With no sit-down interviews, no statistics, and no explanatory subtitles, Trouble the Water doesn’t feel like a traditional documentary. The film covers the lives of Ninth Ward residents Kimberley and Scott Roberts from the day before Katrina through the storm itself and the two years following. The story highlights the struggle the people of New Orleans went through while still sharing their sense of optimism.
The underlying message was also clear, as Kimberley’s sister states in the movie: “If you don’t have money and you don’t have status, you don’t have government.”
With unanswered 911 calls and no emergency rescue system, Katrina’s victims were left to seek help on their own. Even a Navy base with vacant rooms refused to shelter victims of the disaster, with soldiers eventually threatening to open fire.
Sponsored by the Park Center for Independent Media, the screening ended with a Q&A session with the filmmakers.
“The government abandoned New Orleans before the hurricane hit,” Lessin told the audience, citing the feds’ failure to prepare for rescue relief and their knowledge of the levees’ inability to withstand the storm as examples. This, she said, was occurring all while the U.S. was spending $350 million daily on the war in Iraq.

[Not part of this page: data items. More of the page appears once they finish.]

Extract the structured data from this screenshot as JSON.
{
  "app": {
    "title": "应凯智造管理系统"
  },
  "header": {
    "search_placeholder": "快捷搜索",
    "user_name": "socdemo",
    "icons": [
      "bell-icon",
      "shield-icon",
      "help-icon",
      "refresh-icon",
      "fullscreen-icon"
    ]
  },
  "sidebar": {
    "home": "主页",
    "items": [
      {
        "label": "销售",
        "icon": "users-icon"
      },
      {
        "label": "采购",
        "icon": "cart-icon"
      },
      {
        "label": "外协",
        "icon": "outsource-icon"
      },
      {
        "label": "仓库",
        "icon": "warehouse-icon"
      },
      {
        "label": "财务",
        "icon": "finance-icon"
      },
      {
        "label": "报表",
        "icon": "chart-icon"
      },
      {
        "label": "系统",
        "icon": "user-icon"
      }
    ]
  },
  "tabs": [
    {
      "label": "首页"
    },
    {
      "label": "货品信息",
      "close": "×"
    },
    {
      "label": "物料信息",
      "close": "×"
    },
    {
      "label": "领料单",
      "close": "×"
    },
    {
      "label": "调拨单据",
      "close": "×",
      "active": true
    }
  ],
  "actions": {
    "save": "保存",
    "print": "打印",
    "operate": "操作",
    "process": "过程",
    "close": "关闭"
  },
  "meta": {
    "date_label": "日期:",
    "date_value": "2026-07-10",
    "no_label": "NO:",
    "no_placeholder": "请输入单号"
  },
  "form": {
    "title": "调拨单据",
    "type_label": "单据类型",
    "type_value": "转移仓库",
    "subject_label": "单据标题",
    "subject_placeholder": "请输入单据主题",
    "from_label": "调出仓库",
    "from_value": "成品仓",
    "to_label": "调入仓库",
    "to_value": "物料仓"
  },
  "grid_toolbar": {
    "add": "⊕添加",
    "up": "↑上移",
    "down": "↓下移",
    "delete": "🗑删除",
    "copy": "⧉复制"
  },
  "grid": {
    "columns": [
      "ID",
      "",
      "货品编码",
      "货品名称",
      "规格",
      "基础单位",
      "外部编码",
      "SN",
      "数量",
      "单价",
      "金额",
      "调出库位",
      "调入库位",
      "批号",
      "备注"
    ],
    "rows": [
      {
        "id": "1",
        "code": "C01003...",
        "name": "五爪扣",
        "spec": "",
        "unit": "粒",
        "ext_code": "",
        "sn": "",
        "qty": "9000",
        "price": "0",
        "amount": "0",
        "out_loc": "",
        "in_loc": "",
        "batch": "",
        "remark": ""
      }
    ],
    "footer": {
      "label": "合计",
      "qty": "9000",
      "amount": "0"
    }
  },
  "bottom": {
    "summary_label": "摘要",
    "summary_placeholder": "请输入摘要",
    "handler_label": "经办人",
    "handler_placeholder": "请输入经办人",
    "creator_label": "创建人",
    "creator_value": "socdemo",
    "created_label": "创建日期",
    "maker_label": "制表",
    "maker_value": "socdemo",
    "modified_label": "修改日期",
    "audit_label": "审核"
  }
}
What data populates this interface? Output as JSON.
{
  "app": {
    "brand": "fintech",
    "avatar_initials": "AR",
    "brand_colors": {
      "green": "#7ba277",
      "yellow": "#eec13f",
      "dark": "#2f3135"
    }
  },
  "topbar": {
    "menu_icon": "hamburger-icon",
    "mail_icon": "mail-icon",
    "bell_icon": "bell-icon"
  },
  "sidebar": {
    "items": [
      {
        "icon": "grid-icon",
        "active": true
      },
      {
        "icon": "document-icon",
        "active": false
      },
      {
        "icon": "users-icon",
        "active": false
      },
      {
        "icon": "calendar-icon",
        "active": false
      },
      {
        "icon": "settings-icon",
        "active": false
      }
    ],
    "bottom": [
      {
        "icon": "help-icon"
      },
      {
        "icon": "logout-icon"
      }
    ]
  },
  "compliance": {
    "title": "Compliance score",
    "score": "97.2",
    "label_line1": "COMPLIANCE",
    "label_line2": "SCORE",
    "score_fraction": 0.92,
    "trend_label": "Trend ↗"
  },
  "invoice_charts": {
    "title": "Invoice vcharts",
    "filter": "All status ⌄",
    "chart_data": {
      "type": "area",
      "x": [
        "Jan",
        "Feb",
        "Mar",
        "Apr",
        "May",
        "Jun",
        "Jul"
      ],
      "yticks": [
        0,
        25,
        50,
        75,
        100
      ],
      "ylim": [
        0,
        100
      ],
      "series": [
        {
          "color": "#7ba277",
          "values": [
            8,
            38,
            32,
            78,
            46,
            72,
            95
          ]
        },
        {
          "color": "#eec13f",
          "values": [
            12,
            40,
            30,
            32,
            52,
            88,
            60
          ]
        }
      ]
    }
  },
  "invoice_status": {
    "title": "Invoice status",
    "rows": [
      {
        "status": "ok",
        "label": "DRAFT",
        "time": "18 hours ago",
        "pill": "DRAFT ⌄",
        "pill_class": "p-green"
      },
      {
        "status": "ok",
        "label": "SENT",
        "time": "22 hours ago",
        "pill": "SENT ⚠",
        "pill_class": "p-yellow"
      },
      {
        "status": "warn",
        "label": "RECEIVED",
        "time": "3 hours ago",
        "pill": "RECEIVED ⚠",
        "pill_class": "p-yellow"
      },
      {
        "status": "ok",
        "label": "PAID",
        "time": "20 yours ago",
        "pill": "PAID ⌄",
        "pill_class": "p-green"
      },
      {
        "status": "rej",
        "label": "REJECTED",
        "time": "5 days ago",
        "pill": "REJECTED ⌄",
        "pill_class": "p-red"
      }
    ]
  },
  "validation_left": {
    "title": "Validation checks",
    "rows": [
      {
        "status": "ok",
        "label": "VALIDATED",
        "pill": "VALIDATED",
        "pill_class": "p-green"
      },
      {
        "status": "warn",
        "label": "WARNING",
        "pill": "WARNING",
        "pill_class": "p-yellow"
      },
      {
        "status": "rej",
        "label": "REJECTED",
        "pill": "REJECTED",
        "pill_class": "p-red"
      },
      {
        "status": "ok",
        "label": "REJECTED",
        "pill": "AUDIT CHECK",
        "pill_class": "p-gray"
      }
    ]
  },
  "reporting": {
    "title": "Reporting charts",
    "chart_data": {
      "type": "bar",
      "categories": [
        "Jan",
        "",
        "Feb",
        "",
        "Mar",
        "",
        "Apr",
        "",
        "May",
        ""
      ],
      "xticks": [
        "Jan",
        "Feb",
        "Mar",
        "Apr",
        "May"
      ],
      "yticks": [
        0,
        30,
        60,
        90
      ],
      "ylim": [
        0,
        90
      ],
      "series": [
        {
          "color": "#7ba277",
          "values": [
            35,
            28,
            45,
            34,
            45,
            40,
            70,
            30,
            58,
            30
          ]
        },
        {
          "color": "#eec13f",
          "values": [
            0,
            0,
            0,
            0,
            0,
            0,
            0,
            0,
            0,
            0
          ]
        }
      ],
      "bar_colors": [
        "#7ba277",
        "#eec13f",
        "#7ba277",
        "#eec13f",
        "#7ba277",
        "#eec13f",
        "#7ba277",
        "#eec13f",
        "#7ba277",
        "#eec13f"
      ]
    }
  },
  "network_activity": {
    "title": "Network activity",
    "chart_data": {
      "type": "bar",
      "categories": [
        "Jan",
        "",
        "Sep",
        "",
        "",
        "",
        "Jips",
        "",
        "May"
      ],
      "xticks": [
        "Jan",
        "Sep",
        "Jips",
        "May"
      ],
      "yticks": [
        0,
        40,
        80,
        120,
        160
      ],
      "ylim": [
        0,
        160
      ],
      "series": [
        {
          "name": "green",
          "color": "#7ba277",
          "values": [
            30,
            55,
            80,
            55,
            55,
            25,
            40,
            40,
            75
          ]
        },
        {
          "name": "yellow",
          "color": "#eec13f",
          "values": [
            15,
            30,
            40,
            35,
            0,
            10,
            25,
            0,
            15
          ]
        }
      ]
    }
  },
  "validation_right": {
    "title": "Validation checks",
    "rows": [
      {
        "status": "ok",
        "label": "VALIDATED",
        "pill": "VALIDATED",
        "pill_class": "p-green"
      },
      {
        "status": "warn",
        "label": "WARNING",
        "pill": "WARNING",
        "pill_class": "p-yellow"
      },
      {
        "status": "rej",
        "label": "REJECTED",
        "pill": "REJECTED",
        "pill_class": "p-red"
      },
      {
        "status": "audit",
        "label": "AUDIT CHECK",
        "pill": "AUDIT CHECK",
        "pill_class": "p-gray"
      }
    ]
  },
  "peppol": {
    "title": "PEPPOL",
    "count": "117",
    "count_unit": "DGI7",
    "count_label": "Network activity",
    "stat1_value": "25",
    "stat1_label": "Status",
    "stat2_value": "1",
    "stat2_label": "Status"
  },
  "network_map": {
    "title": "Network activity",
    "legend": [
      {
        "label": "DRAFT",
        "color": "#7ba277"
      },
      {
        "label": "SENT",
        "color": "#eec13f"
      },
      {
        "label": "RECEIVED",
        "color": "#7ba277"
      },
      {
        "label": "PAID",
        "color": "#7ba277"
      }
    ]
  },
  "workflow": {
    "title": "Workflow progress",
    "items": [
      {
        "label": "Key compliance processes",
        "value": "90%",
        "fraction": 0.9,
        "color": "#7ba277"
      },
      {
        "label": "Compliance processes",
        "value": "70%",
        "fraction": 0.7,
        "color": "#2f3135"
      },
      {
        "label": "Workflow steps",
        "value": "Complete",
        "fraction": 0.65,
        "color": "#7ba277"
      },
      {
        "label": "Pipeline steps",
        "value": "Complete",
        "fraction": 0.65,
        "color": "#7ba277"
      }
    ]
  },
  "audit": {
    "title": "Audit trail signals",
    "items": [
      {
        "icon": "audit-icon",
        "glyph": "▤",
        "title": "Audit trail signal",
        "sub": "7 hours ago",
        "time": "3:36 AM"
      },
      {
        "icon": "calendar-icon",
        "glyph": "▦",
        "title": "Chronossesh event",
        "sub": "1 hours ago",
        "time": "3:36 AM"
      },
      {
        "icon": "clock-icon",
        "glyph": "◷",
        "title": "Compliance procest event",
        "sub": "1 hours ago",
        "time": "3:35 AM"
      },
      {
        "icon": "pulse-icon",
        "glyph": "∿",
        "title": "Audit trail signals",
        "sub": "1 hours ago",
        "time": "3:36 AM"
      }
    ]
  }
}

But Lessin said their goal with the movie was not to portray misery, but the real story of the city’s residents. “You can find humor in tragedy,” Lessin said. “I love to laugh and to make people laugh ... and there are lots of high spirits in New Orleans.”
“I was really impressed,” said Karla Berberich ’11. “I thought it was really unique and probably the best way to tell the story of Katrina. It certainly made me feel like I was there.”
In a much more intimate setting the following day in the Park Auditorium, Lessin and Deal led a discussion of the pros and cons of making independent films. They showed clips from their past work and from their upcoming documentary Dragnet, about the deportation of supposed “terrorists” from the U.S.
Lessin said she enjoyed seeing and talking with students who may continue in her path.
“It’s a shot in the arm for us and for me to see a new generation of budding journalists and documentary filmmakers and independent media voices out there,” she said. “I’m excited about seeing their work in the future and passing the torch on in hopes they have the ideals and the energy and awareness to get their voices heard.”